The next time that Cuda got too close, I stood up and turned so my hips and shoulders were squarely facing him. He immediately stopped walking towards me, turned and walked over to where his owners were sitting. Before he got a chance to violate their space, I had them stand up in the same way to block him and disagree with his lack of respect for their space.

I suggested that they repeat this technique each time the dog got too close. While there is nothing wrong with a dog being close to its owner, constant leaning and pushing them is a sign of lack of respect for their authority. It only took two corrections before Cuda understood and contently laid down a foot and a half away. By consistently defining their space this way, their owners will start to change the leader follower dynamic.
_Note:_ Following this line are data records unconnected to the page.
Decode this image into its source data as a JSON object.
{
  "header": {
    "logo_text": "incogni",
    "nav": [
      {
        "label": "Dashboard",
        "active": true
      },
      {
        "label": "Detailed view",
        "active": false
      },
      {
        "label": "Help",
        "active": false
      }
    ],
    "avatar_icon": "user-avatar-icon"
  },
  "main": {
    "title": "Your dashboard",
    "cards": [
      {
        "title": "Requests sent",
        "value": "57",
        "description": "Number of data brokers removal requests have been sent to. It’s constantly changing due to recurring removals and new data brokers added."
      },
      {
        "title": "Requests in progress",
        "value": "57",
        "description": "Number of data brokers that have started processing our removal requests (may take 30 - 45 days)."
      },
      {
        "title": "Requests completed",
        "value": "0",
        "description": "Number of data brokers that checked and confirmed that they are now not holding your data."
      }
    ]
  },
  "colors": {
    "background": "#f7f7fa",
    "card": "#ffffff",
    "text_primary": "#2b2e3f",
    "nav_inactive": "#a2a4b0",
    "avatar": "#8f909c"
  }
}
To further develop the human’s leadership in Cuda’s eyes, I went over the concept of escalating consequences I like to us to disagree with unwanted behavior. Consistently disagreeing with unwanted behaviors this way will help Cuda’s owners interaction with their dog accomplish more with less effort and energy. It will also help them learn to better understand what Cuda is trying to say in other situations.

Because there were some eating issues, I suggested that their owners adopt a structured feeding regimen with the humans eating first, while the dog waited with the food in their bowls. By asking the dogs to sit and wait for the humans eat a snack or full meal, we can help develop the ability to self restrain and also reinforce the leadership position of their owners.

Once their owners finished their snack, I had them walk over and tell Cuda he had permission to eat. The other dog was not allowed in the kitchen while Cuda was eating to help create a relaxed, non competitive environment. As soon as Cuda was done, I had her owners ask her to leave the room before inviting the other dog in for his turn.

Eating is a very important and primal activity to dogs. Because dogs eat daily, this is a great recurring leadership exercise that provides a nice incentive and reward to the dogs for for following their owner’s lead.

This structured way of eating is a nice and easy way to help the dogs see and identify as being in the follower position. The more that Cuda sees himself this way, the more respectful the dog will be to his owners. As the respect increases, the dog’s response to his owners commands and corrections will do likewise.